Optimal LiFePO4 ratios and loadings for LFP-type cathodes with Single-Ion Conducting Polymer Electrolyte (SICPE) membranes based on PBDT/LiFSI/MPPIFSI for lithium-ion batteries

• Published in: Applied surface science advances Vol. 27; p. 100772
• Main Authors: Mandoc, Luisa Roxana, Soare, Amalia Maria, Ungureanu, Giorgian Cosmin, Niculescu, Violeta-Carolina, Petreanu, Mirela Irina, Andrei, Radu Dorin, Tiliakos, Athanasios
• Format: Journal Article
• Language: English
• Published: Elsevier B.V 01.06.2025; Elsevier
• Subjects: Lithium iron phosphate (LFP); Lithium-ion battery (LIB); Molecular ionic composite (MIC); Optimization; Single-ion conducting polymer electrolyte (SICPE); Solid molecular ionic composite electrolyte (SMICE); Molecular ionic composite (MIC); Single-ion conducting polymer electrolyte (SICPE); Lithium-ion battery (LIB); Lithium iron phosphate (LFP); Optimization; Solid molecular ionic composite electrolyte (SMICE)

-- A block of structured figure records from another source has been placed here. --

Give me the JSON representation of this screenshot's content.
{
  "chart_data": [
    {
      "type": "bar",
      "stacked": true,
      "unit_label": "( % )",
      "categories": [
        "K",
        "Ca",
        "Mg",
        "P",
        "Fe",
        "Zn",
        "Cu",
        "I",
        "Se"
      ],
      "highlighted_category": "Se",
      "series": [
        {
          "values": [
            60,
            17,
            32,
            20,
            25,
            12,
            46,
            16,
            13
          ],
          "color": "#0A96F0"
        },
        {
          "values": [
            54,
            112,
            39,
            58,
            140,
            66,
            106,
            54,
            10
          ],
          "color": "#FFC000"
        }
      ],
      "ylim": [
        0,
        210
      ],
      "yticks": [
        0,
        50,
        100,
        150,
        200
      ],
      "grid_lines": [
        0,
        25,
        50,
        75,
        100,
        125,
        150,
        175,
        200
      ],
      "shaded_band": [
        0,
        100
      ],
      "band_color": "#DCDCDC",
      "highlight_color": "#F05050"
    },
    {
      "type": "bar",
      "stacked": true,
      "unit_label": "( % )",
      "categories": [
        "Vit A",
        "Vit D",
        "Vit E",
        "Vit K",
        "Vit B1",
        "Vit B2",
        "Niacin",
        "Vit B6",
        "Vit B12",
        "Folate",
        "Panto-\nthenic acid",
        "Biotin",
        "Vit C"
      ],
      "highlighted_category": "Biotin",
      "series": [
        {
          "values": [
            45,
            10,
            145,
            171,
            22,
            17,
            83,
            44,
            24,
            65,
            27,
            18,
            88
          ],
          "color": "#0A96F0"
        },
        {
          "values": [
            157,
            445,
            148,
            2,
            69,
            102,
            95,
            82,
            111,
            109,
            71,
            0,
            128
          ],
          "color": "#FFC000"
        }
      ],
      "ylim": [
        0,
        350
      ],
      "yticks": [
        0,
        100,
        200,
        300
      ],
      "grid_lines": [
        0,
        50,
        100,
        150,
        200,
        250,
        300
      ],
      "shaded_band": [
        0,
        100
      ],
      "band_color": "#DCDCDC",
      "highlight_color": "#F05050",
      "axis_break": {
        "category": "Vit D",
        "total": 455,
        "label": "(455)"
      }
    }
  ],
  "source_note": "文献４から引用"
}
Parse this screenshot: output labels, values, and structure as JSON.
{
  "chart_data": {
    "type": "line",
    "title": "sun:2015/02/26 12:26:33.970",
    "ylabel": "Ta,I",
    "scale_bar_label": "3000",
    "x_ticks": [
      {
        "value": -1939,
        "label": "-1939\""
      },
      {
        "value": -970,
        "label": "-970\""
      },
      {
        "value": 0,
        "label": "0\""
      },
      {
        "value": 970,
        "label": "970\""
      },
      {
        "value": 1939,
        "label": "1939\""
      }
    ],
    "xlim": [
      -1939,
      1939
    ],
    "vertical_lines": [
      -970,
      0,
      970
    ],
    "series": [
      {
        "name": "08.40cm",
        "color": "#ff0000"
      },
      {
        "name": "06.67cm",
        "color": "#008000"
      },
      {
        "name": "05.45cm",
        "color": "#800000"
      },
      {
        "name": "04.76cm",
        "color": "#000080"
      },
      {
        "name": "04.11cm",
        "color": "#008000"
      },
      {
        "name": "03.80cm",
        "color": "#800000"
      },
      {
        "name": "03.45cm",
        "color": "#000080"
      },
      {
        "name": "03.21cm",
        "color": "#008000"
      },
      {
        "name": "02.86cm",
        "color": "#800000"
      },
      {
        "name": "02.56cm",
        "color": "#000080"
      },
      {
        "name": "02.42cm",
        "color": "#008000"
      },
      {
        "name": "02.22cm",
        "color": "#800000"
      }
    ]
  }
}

• ISSN: 2666-5239; 2666-5239
• DOI: 10.1016/j.apsadv.2025.100772

LiFePO4 composite cathodes based on LFP, carbon black, and PVDF were prepared with different mass percentages and loadings of the active material, and integrated in CR2032 cells using a Single-Ion Conducting Polymer Electrolyte (SICPE) membrane, alternatively known as Solid Molecular Ionic Composite Electrolyte (SMICE), based on a PBDT/LiFSI/MPPIFSI Molecular Ionic Composite (MIC). The assembled Li-ion battery cells were subjected to a series of tests to gauge their performance. The LFP|SMICE cathodes with a compositional ratio of 60 % and a loading of 1.1 mg cm–2 in active material displayed the optimal performance, reaching 126 mAh g–1 at the C/10 current rate, and 93 mAh g–1 at the 1C current rate, presenting a capacity retention of 90.77 % by the end of the 555th cycle. Our work highlights the potential of combining LFP-type cathodes with single-ion conducting polymer electrolytes to increase the stability and performance of lithium-ion batteries while mitigating the safety issues associated with non-solid electrolytes, and determines the loadings and compositional ratios of LFP in the composite cathodes that present the optimal results in conjunction with SMICE.